Es verzichtet auf den karg-sachlichen Bauhaus-Stil. "Die Abwässer der literarischen Industrie", schrieb Doderer, "verseuchen die Sprache. Ich selbst bin einer der letzten lebenden Flußkrebse, die in ihrer Not gegen den Strom wandern, den Quellen zu."

Quoth, der Rabe, hymnisiert im breiten Largo den Rabenmonat und die Mutter und setzt und versetzt den Ton in Binnen- und Endreim mit "quillt", "killt" und "muttermild".

Eine gravitätische, postmoderne, nein nicht mehr spielerische, sondern ernste Todessehnsucht voll Trauer und Levitation, Eichendorffs "Ich möcht’ am liebsten sterben,
Da wär’s auf einmal still!"
Nur sanfter. Ein Largo wie ein barockes Lied der Kinder voll Sehnsucht nach dem Anfang und dem Ende.

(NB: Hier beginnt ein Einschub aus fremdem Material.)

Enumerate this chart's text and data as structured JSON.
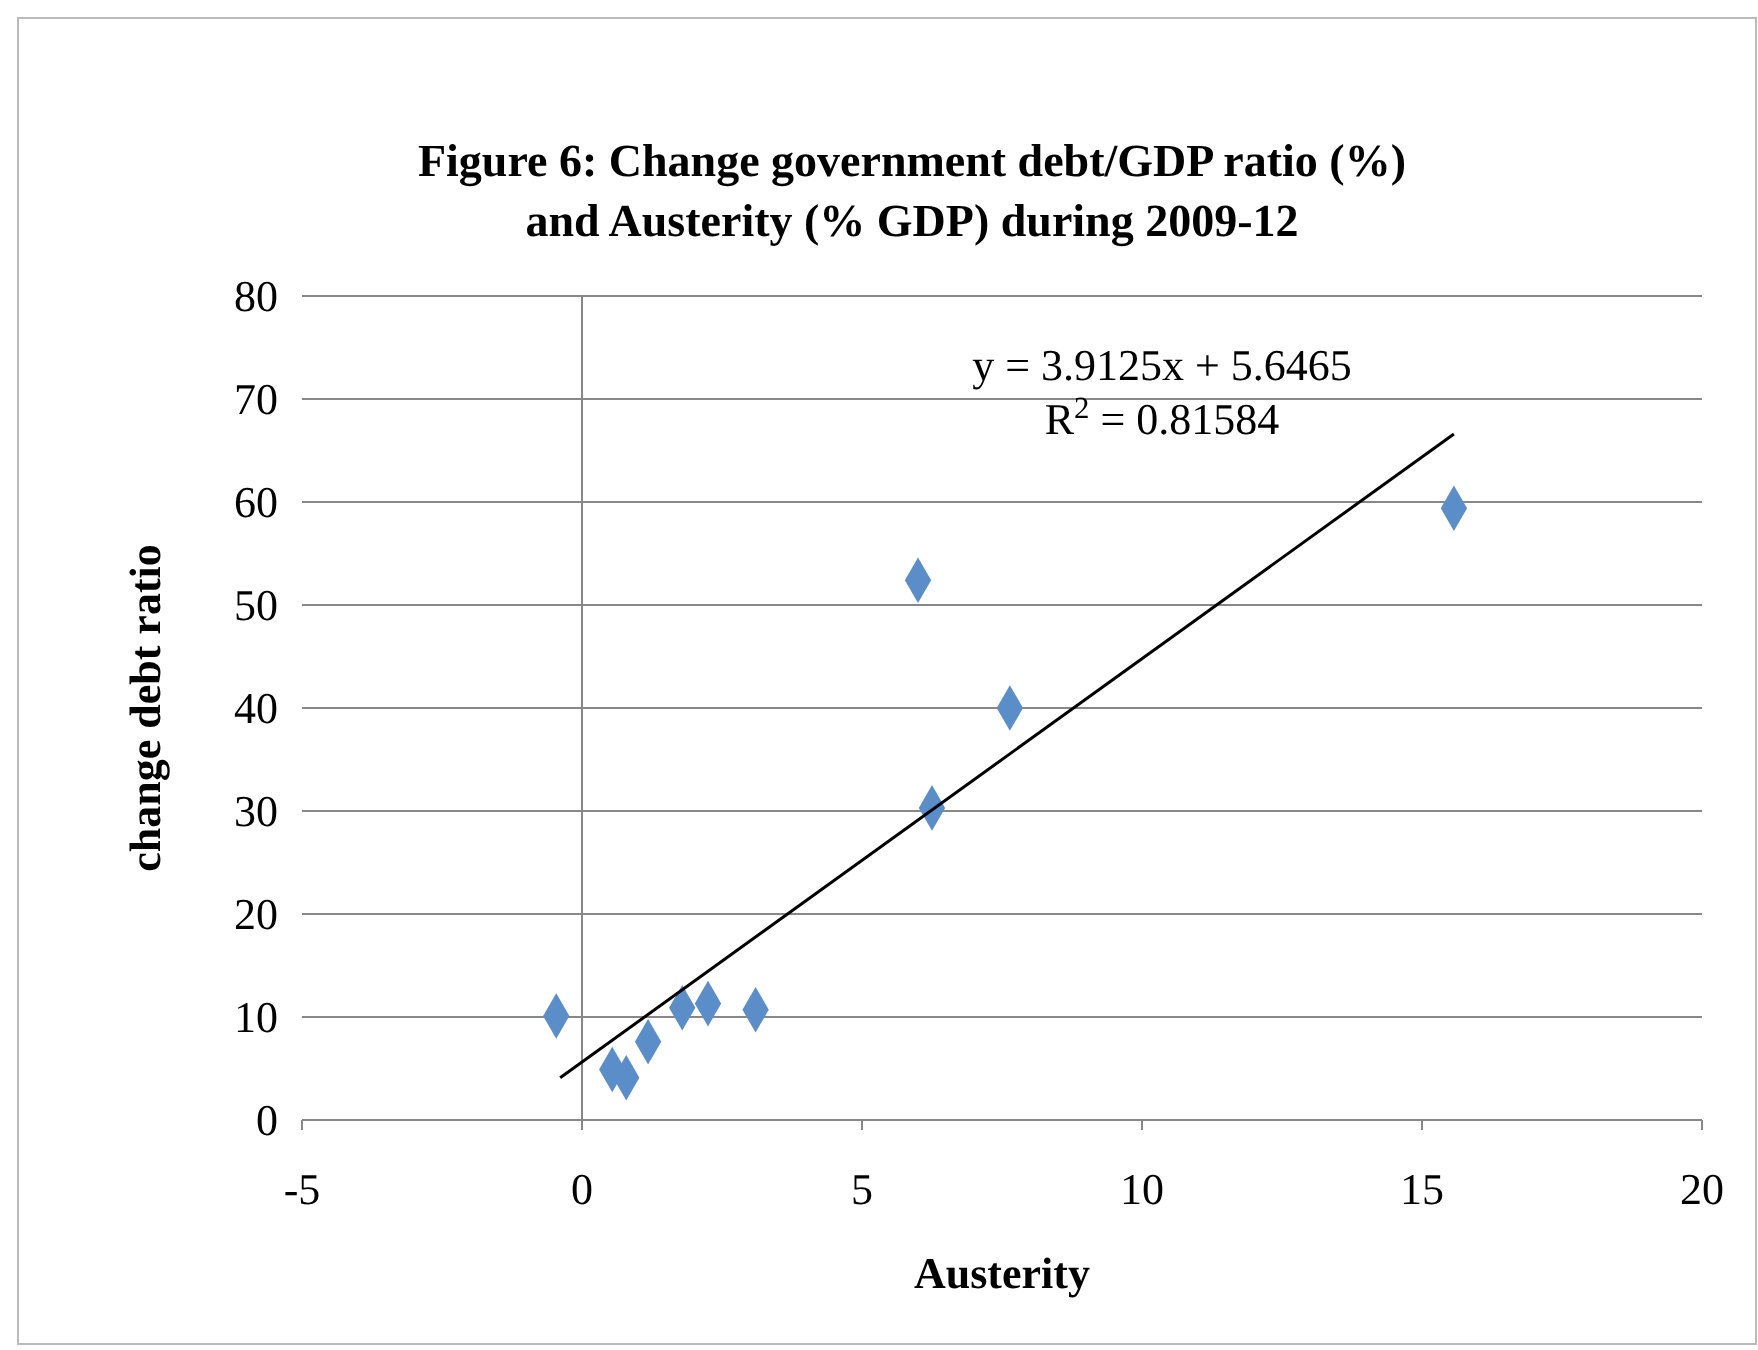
{
  "chart_data": {
    "type": "scatter",
    "title": "Figure 6: Change government debt/GDP ratio (%) and Austerity (% GDP)  during 2009-12",
    "xlabel": "Austerity",
    "ylabel": "change debt ratio",
    "series": [
      {
        "color": "#5b8ec9",
        "x": [
          -0.46,
          0.54,
          0.79,
          1.18,
          1.79,
          2.25,
          3.1,
          6.0,
          6.25,
          7.64,
          15.57
        ],
        "values": [
          10.1,
          4.9,
          4.1,
          7.6,
          10.9,
          11.3,
          10.7,
          52.4,
          30.3,
          40.0,
          59.4
        ],
        "marker": "diamond"
      },
      {
        "type": "line",
        "color": "#000000",
        "x": [
          -0.39,
          15.57
        ],
        "values": [
          4.1,
          66.6
        ],
        "marker": "none"
      }
    ],
    "annotations": [
      "y = 3.9125x + 5.6465",
      "R$^{2}$ = 0.81584"
    ],
    "ref_lines": [
      {
        "axis": "x",
        "value": 0,
        "color": "#888888"
      }
    ],
    "xlim": [
      -5,
      20
    ],
    "xticks": [
      -5,
      0,
      5,
      10,
      15,
      20
    ],
    "ylim": [
      0,
      80
    ],
    "yticks": [
      0,
      10,
      20,
      30,
      40,
      50,
      60,
      70,
      80
    ],
    "grid": "y"
  }
}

 Quoth meinte dazu am 07.12.20:
Danke, Willibald. Ist nun der Text von den Abwässern der literarischen Industrie verseucht - oder darf ich mich von Dir und Doderer mit einem der Flusskrebse identifiziert fühlen, die den Quellen zuwandern? Und wo bin mal fünfhebig?
Du hast mich an den Alexandriner erinnert, den ich schon früher pflegte, und hast ihm zur Auferstehung verholfen. Das Gravitätische liegt mir, spiele auch gern Barockmusik. Herzlicher Gruß und Dank für den Lieblingstext - Quoth

 Willibald antwortete darauf am 07.12.20:
Grüße Dich, Quoth, mir scheint V4 kann man fünfhebig lesen.
Eine Weißheit.

Ein Doderer-Quoth.
ww

Antwort geändert am 08.12.2020 um 18:37 Uhr

 Willibald schrieb daraufhin am 08.12.20:
Anderer Echoraum neben Barockiaden: der du ....

November, Wundermond, der du die Welt verhüllst
und alles Grauen in des Nebels Laken bettest,
der du die Herzen mit geheimer Sehnsucht füllst
und alle Leidenden in deine Weißheit rettest.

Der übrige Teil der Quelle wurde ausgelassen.